Yine âyetlerde zikrin kalp huzuruna, kurtuluşa ve bağışlanmaya vesile olacağı vurgulanmış (el-Enfâl 8/45; er-Ra‘d 13/28; el-Ahzâb 33/35; el-Cum‘a 62/10),
Mal ve evlâdın, müminleri Allah’ı anmaktan alıkoymaması gerektiği (el-Münâfikūn 63/9), gerçek müminlerin ticaret ve alışveriş gibi dünya işleri sırasında bile Allah’ı anmaktan geri durmayacakları (en-Nûr 24/37) belirtilmiştir.
Öte yandan münafıkların Allah’ı çok az andıkları (en-Nisâ 4/142), Allah’ın zikrine karşı kalpleri katı olanların açık bir sapıklık içinde bulundukları (ez-Zümer 39/22) beyan edilmektedir.
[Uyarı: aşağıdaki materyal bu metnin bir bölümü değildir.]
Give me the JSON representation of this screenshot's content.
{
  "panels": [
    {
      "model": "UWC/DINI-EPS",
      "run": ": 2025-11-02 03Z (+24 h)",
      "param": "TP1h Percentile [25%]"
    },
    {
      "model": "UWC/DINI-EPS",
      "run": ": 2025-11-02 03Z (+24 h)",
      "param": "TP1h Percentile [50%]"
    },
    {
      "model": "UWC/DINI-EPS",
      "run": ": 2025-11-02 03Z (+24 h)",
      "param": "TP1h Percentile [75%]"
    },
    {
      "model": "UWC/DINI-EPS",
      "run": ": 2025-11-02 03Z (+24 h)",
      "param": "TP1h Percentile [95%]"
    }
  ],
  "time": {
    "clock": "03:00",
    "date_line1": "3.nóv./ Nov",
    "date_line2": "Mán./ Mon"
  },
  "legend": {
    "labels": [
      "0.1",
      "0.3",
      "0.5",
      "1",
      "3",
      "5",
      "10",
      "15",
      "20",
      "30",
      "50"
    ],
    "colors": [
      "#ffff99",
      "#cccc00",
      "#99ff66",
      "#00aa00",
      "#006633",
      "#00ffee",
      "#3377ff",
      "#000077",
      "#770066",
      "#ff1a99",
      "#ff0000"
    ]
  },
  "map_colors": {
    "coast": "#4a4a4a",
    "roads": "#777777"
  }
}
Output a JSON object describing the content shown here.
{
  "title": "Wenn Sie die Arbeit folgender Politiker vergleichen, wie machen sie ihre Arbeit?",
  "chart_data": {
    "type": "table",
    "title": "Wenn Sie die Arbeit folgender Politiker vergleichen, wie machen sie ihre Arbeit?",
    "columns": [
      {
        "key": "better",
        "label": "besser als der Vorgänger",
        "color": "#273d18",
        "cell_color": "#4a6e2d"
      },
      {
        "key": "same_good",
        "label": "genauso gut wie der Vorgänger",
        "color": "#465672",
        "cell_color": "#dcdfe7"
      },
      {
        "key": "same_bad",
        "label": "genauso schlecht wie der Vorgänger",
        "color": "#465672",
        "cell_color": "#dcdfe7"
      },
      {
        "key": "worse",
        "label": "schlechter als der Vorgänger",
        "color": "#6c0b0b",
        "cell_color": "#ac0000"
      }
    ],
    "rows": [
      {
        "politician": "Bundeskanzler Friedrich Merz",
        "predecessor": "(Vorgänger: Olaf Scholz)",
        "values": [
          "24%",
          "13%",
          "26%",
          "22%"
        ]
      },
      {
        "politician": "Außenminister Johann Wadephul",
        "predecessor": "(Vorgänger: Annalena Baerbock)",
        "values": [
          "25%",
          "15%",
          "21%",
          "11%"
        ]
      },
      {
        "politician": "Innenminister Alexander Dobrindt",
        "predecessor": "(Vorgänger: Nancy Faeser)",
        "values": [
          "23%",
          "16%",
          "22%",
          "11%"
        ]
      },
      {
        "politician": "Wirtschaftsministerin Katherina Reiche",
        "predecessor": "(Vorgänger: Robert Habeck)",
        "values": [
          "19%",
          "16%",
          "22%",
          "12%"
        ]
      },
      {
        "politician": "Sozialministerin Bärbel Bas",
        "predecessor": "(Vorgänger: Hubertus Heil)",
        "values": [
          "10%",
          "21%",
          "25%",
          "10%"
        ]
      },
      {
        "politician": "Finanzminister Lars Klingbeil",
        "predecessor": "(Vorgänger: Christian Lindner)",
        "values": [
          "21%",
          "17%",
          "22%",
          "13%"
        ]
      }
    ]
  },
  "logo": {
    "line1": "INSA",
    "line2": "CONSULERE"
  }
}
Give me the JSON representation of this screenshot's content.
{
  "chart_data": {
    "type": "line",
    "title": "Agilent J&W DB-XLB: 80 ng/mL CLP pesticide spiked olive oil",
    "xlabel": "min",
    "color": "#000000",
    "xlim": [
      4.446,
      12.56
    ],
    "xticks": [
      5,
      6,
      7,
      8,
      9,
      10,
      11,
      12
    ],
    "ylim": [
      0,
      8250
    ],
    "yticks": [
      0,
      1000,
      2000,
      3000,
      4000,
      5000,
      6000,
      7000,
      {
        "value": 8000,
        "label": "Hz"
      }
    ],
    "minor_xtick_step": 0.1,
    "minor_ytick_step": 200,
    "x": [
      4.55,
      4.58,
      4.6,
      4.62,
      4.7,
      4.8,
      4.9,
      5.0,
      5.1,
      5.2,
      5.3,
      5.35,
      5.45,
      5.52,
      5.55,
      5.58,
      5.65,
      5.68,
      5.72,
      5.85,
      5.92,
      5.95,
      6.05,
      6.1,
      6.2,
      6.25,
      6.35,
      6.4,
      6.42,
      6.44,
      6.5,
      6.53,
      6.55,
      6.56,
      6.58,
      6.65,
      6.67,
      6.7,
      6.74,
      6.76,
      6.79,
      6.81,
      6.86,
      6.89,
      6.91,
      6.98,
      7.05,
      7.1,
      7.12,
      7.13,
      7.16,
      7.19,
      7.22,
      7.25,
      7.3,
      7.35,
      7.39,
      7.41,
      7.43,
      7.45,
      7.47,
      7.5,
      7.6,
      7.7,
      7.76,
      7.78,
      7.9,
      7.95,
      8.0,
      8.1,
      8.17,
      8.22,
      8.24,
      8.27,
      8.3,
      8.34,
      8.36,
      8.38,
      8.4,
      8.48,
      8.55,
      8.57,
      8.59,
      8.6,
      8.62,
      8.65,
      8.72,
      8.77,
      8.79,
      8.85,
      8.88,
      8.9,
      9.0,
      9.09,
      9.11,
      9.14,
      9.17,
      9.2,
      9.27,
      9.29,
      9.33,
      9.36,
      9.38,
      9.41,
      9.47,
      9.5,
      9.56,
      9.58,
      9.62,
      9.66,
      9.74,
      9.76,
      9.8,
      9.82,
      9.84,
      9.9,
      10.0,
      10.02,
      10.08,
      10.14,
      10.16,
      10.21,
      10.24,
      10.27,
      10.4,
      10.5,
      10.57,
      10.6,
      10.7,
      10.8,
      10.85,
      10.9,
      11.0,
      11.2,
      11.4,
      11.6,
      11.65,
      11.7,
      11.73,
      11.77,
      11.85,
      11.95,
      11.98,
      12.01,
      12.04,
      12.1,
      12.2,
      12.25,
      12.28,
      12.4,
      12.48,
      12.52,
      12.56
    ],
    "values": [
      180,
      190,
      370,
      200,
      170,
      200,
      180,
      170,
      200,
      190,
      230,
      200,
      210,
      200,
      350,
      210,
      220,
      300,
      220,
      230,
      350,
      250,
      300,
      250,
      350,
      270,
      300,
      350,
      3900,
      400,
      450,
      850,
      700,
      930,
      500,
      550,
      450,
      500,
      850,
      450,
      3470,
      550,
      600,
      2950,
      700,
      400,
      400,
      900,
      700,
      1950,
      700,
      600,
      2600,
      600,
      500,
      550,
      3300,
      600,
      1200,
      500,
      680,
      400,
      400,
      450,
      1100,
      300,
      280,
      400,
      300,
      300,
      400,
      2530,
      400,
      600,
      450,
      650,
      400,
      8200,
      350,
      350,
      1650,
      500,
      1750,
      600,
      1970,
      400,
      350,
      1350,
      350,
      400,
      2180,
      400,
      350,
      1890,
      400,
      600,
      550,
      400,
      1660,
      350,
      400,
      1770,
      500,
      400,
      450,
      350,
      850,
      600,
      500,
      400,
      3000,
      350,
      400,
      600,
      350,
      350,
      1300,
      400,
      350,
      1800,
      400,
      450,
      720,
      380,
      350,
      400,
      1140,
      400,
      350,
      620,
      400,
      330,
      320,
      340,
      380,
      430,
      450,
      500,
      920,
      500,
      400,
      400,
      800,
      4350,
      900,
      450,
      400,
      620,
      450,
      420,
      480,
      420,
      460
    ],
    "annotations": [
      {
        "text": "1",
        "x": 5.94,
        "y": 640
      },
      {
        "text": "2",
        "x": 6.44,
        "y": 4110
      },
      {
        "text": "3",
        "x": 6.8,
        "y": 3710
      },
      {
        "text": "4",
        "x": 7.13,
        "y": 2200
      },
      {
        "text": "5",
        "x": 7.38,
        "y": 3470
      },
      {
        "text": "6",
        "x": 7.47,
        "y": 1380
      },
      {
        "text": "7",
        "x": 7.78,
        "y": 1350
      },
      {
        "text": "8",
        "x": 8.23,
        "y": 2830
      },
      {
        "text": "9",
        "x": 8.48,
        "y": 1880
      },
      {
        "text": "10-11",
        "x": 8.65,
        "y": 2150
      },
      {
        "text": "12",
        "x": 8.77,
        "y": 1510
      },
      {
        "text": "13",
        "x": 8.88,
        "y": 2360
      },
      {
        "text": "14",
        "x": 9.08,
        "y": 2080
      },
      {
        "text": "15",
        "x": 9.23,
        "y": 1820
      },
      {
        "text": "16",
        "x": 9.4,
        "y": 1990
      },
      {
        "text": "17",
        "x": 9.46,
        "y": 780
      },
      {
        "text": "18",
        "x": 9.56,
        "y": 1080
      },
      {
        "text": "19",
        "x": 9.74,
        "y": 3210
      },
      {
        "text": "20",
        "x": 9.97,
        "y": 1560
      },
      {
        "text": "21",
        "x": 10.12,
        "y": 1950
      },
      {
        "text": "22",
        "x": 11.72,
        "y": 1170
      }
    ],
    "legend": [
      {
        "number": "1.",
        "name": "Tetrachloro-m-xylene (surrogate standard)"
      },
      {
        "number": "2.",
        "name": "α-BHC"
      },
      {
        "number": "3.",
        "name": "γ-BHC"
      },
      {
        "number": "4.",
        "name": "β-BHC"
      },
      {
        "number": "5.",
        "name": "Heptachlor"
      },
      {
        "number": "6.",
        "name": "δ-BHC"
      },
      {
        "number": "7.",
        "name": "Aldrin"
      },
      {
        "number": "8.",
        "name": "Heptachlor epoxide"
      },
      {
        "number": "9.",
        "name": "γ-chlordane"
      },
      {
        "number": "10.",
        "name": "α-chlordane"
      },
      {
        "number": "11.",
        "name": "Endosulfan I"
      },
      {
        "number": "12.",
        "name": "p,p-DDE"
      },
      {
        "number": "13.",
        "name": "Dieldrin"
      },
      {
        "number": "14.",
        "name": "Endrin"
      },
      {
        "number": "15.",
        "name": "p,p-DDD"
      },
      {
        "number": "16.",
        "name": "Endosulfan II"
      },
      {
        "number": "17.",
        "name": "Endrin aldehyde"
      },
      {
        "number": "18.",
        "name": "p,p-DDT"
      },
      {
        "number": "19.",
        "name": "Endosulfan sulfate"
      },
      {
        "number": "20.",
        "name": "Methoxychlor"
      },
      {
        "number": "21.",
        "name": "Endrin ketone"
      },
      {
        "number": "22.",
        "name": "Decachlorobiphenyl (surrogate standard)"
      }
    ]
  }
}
Ayrıca dua hakkında; “Rabbinize yalvararak ve gizlice dua edin.” (A’râf, 7/55; bk. En’âm, 6/63)“Korkarak ve umarak O’na dua edin.” (A’râf, 7/56)
“(Ey Peygamberim!) De ki; duanız / ibadetiniz / imanınız olmasa Rabbim size ne diye değer versin?” (Furkân, 25/77) buyurulmaktadır.
Hadislerde evrâd’u ezkâr ve dua
Hadislerde de evrâd’u ezkâr ve duanın önemine ve zikir ehlinin faziletlerine işaret edilmiş (Wensinck, el-Muʿcem, “ẕikr”, “ẕekera” md.leri), zikir halkaları cennet bahçelerine benzetilmiştir (Tirmizî, “Daʿavât”, 83).
En hayırlı amelin Allah’ı zikretmek olduğu, zikrin altın ve gümüş infak etmekten, düşmanla savaşmaktan bile üstün sayıldığı kaydedilmiştir (Tirmizî, “Daʿavât”, 6; İbn Mâce, “Edeb”, 53).
Ayrıca zikir maksadıyla bir araya gelen topluluğu ilâhî rahmetin ve meleklerin kuşatacağı, üzerlerine sekînet ineceği, Allah’ın da onları kendi nefsinde anacağı (Müslim, “Ẕikir”, 39; Tirmizî, “Daʿavât”, 7), yeryüzünde “Allah Allah” diyen bir kişi bulundukça kıyametin kopmayacağı belirtilmektedir (Müslim, “Îmân”, 234).
Peygamberimiz (s.a.s.) şunları da söylemiştir: “Ey Allah’ın kulları! Size dua etmenizi tavsiye ederim.” (Hâkim, DeĞDU’avât, I, 493; Tirmizî, De’avât, 102) “Duayı terk etmek isyandır, günahtır.” (Heysemî, Ed’ıye, 2, No: 17194), “Dua etmekte aciz olmayın, çünkü dua eden hiçbir insan helâk olmaz.” (İbn Hıbbân, Ed’ıye, No:871; Hâkim, De’avât, I, 494). “Dua, ibadetin özüdür.” (Tirmizî, De’avât, 1).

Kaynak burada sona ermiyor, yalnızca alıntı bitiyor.